A Prudent Budget in Uncertain Times
Over the past few weeks South Africa has been reeling in the wake of a serious industrial crisis. The crisis, characterised by a series of violent strikes and disruptions to activity in the mining, manufacturing and transport sectors has featured prominently in the international press. This has called into question the ability of government to address South Africa’s challenges. It is against this backdrop that Finance Minister Pravin Gordhan delivered the 2012 Medium Term Budget Policy Statement (MTBPS).

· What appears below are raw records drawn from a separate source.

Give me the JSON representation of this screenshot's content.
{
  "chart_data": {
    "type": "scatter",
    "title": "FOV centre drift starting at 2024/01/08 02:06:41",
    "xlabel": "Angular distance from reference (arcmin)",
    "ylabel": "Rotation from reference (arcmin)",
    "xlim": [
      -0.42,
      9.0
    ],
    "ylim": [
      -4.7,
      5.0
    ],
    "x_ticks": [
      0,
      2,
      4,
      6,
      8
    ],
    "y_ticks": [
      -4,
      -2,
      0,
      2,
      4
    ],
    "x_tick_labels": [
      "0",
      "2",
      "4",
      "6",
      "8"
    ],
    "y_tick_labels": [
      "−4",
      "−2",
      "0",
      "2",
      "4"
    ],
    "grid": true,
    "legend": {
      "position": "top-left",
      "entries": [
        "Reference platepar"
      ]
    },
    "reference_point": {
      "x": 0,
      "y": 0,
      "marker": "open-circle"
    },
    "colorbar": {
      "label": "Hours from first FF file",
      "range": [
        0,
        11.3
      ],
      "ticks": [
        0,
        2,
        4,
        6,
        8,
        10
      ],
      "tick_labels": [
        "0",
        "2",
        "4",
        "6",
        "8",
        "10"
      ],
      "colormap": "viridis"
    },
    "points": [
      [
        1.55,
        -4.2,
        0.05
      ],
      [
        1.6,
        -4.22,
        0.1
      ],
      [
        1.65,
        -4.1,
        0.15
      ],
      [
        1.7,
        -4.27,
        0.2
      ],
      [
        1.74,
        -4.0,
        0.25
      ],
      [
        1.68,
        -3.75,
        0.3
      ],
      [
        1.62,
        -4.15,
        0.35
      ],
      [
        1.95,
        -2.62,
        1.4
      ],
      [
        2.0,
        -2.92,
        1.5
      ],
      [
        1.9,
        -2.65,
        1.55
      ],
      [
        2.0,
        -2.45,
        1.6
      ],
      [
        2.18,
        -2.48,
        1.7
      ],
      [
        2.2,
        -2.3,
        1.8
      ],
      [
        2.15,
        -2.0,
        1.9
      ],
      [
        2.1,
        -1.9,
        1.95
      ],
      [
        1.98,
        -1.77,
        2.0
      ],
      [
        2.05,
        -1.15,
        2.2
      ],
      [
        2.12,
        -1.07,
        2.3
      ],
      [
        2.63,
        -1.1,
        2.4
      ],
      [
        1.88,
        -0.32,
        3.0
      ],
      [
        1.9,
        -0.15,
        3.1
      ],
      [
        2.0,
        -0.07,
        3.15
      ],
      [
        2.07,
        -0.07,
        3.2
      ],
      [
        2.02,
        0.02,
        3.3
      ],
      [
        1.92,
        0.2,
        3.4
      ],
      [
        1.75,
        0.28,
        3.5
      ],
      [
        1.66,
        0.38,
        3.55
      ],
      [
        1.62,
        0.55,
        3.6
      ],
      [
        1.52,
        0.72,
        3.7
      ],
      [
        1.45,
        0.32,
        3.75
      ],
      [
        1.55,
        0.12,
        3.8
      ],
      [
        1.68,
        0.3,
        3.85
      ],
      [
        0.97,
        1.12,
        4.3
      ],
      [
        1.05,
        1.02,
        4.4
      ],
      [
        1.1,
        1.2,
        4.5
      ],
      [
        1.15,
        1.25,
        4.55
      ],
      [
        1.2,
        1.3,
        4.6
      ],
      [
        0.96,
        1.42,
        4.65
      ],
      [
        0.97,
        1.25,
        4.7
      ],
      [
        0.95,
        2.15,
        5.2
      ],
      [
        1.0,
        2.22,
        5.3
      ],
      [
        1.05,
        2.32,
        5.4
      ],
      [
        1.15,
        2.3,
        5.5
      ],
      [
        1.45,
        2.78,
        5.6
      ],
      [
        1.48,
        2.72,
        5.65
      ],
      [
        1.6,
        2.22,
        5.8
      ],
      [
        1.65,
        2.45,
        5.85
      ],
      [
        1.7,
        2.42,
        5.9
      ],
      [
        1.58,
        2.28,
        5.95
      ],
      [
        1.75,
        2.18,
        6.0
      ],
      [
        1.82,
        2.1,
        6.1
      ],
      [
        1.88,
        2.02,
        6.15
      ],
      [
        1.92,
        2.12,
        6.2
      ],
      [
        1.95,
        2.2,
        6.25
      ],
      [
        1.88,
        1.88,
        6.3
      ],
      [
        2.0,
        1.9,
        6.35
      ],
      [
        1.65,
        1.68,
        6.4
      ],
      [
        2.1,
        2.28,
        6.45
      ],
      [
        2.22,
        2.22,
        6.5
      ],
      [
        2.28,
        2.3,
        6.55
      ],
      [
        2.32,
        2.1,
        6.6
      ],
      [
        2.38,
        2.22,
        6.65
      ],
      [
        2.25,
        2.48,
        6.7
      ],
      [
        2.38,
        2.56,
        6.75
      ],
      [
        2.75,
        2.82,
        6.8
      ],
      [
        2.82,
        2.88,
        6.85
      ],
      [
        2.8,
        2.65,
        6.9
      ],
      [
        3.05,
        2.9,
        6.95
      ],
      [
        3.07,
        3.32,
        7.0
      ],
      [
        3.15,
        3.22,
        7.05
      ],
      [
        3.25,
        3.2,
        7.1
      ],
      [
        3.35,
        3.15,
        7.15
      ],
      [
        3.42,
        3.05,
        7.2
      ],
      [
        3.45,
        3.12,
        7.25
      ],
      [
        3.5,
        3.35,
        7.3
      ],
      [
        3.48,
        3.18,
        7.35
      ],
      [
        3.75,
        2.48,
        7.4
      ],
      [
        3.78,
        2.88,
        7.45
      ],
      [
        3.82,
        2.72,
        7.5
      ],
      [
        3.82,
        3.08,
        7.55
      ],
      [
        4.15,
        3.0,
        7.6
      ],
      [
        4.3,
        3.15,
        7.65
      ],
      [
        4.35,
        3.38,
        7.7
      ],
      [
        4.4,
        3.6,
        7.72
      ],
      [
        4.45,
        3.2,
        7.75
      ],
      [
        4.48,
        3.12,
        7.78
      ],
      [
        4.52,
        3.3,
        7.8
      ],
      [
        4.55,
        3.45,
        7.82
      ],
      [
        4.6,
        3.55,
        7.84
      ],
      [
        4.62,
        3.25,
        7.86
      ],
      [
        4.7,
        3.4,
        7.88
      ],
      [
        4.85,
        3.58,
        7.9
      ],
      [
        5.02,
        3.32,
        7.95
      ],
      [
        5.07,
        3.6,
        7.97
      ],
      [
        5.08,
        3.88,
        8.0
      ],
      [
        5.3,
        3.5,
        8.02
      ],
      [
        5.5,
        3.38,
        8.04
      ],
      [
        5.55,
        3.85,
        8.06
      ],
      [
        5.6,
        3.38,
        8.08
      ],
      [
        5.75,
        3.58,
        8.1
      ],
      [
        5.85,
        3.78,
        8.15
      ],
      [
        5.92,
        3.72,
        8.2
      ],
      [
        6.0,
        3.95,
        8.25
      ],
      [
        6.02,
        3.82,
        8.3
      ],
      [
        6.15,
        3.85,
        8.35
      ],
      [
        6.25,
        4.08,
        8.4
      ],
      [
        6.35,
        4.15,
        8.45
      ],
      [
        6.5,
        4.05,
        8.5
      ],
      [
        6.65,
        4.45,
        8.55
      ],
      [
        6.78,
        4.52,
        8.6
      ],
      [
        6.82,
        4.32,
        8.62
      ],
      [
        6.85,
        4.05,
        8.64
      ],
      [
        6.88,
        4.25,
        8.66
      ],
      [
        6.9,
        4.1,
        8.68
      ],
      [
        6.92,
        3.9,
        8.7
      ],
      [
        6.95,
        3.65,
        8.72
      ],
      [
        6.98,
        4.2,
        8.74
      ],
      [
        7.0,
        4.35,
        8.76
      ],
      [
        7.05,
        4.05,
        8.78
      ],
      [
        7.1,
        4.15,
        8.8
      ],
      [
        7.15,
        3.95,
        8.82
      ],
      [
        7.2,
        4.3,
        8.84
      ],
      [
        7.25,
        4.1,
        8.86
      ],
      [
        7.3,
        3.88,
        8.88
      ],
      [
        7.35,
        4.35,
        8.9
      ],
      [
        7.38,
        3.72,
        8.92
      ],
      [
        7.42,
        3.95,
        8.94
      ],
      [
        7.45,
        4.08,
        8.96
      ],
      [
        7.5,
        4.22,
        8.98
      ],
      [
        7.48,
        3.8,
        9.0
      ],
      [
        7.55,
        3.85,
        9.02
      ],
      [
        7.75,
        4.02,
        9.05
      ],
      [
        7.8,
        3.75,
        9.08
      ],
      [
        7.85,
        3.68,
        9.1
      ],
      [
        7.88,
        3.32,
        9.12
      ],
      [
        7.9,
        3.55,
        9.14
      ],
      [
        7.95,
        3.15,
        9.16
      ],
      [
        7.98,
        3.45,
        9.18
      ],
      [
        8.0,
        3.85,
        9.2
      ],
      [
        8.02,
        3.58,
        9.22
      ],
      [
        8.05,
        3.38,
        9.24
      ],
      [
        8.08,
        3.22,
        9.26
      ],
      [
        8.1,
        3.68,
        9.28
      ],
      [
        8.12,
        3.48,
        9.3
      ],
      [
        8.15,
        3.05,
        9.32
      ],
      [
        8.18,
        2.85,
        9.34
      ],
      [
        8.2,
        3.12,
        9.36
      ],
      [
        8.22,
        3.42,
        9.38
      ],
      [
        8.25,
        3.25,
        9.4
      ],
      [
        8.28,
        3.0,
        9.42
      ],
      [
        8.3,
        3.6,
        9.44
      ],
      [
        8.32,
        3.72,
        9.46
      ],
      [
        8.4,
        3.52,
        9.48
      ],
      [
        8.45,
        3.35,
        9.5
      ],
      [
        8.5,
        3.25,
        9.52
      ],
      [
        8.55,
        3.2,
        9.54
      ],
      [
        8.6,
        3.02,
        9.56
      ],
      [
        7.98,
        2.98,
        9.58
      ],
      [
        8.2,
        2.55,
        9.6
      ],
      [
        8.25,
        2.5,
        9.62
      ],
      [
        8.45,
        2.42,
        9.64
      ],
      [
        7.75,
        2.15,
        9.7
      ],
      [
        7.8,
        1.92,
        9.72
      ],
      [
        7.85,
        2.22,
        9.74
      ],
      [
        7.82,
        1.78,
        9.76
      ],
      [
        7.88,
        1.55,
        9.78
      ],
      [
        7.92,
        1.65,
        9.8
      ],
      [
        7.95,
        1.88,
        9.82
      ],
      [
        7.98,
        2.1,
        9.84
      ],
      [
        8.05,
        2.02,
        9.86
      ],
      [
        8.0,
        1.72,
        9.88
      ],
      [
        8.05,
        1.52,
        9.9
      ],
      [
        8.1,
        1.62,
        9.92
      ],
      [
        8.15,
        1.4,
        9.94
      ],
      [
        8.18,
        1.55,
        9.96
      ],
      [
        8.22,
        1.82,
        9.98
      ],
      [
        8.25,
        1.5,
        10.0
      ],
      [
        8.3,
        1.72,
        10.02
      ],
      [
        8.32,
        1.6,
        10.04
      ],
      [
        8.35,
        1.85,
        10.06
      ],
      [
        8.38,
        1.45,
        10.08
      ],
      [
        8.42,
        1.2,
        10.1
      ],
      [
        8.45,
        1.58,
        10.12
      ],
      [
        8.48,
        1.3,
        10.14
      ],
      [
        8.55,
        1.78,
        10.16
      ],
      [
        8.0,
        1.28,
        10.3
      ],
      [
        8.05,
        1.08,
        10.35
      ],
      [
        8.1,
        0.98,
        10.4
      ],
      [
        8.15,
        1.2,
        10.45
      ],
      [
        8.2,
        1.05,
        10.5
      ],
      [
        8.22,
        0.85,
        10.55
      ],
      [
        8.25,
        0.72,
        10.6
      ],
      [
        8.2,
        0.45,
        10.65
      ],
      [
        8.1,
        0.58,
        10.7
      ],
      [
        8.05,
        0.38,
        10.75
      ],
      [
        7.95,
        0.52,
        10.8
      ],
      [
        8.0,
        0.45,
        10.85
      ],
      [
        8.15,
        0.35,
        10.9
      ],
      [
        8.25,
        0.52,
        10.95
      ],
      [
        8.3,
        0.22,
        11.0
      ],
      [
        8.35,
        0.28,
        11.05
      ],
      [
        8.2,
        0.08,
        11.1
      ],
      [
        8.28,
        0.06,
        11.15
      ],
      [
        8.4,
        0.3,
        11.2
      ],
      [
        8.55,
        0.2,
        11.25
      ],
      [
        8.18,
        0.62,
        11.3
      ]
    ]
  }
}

While acknowledging that the recent deterioration in the outlook for the global economy and heightened domestic tensions had placed the South African economy under renewed pressure, Minister Gordhan emphasised that South Africa is in a stable fiscal position. In a bid to reassure investors the Minister noted that National Treasury would continue to manage government finances in a prudent and countercyclical manner and that contrary to rating agencies suggestion, no significant measures to change the current fiscal trajectory are required.
Reflecting more challenging economic conditions, National Treasury revised its GDP forecast lower and now expects the economy to expand by 2.5% y/y in 2012 and 3.0% in 2013 ( as compared to 2.7% and 3.6% previously). In light of slower than anticipated growth, the South African Revenue Service(SARS) has also revised its revenue targets for the next three fiscal years downwards, the revenue target for 2012/13 has been lowered by R5 billion.
Downward Revision to GDP Forecasts
Following on from the February budget, limiting growth in overall expenditure was again one of the central themes. In particular, the reprioritisation of funds to reflect key priorities and greater expenditure discipline were stressed. It was encouraging to hear, that despite a higher-than-anticipated public sector wage settlement (above-inflation), overall government spending will be maintained at levels set in the 2012 budget. In order to achieve this R40 billion in spending over the three-year MTEF period has been reprioritised towards infrastructure investment, economic development, education and healthcare. The Minister has also pledged to contain growth in the public sector wage bill over the next three years, with compensation of government employees expected to fall from 35% of total budget revenue currently to 34% in 2015/16.
Forecast Government Revenue and Expenditure
With slower growth in tax revenues forecast, Treasury expects the budget deficit to widen to 4.8% of GDP this fiscal year (as compared to 4.6% forecast in February). A gradual in reduction in the budget deficit to 3.1% of GDP in 2015/16 is forecast which will allow government to maintain a debt-to-GDP ratio of just below 40% within the MTEF period.
From a policy perspective, the budget was very much “business as usual” with no significant interventions or revenue initiatives announced. While for the moment National Treasury is relying on spending restraint to reduce the budget deficit and maintain a sustainable debt levels, they cautioned that should the outlook for the economy deteriorate further, higher taxes may be considered.
Given the more constrained budget, it appears likely that the implementation of more ambitious policy initiatives will be postponed - for example there was little mention of the National Health Insurance (NHI) scheme. In an attempt to promote greater efficiency and transparency in spending, additional checks will be introduced.
The focus in the MTBPS was on maintaining prudent fiscal management; in next year’s budget we hope we hope to see greater emphasis on policies that will help to address South Africa’s longer-term challenges – in particular, the poor quality of basic education, burgeoning youth unemployment and lack of adequate support for small and medium enterprises.
Overall it was a conservative budget, appropriate for an outlook fraught with uncertainty.